The Handbook for Statistical Genetics is widely regarded as the reference work in the field. However, the field has developed considerably over the past three years. In particular the modeling of genetic networks has advanced considerably via the evolution of microarray analysis. As a consequence the 3rd edition of the handbook contains a much expanded section on Network Modeling, including 5 new chapters covering metabolic networks, graphical modeling and inference and simulation of pedigrees and genealogies.

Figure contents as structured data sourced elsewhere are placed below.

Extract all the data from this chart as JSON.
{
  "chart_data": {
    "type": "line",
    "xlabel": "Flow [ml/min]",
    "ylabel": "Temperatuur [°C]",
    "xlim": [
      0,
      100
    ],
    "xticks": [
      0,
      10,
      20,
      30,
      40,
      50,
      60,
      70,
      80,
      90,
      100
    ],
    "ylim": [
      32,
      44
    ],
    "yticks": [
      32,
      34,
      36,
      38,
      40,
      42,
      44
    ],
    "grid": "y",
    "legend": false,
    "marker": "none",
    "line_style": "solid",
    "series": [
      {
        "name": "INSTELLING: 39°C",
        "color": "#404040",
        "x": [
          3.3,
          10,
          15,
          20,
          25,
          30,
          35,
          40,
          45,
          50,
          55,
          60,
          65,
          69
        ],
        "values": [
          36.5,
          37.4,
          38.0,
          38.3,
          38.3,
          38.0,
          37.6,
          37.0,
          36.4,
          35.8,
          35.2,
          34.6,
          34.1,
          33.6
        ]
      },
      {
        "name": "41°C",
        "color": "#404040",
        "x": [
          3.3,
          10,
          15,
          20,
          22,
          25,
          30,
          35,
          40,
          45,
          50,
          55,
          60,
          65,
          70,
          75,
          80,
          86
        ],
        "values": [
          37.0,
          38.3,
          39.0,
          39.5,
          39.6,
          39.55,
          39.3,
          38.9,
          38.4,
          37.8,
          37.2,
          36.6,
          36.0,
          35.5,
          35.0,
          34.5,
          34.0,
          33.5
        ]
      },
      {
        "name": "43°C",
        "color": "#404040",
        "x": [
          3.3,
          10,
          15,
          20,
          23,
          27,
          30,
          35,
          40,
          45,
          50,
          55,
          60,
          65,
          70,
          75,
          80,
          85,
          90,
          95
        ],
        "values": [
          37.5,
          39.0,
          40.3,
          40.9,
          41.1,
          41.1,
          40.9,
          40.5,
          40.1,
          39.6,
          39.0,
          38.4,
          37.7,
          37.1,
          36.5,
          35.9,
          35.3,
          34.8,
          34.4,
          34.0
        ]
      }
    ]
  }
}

Other chapters new to the 3rd edition include Human Population Genetics, Genome-wide Association Studies, Family-based Association Studies, Pharmacogenetics, Epigenetics, Ethic and Insurance. As with the second Edition, the Handbook includes a glossary of terms, acronyms and abbreviations, and features extensive cross-referencing between the chapters, tying the different areas together. With heavy use of up-to-date examples, real-life case studies and references to web-based resources, this continues to be must-have reference in a vital area of research. Edited by the leading international authorities in the field. David Balding - Department of Epidemiology & Public Health, Imperial College An advisor for our Probability & Statistics series, Professor Balding is also a previous Wiley author, having written Weight-of-Evidence for Forensic DNA Profiles, as well as having edited the two previous editions of HSG. With over 20 years teaching experience, he’s also had dozens of articles published in numerous international journals. Martin Bishop – Head of the Bioinformatics Division at the HGMP Resource Centre As well as the first two editions of HSG, Dr Bishop has edited a number of introductory books on the application of informatics to molecular biology and genetics. He is the Associate Editor of the journal Bioinformatics and Managing Editor of Briefings in Bioinformatics. Chris Cannings – Division of Genomic Medicine, University of Sheffield With over 40 years teaching in the area, Professor Cannings has published over 100 papers and is on the editorial board of many related journals. Co-editor of the two previous editions of HSG, he also authored a book on this topic.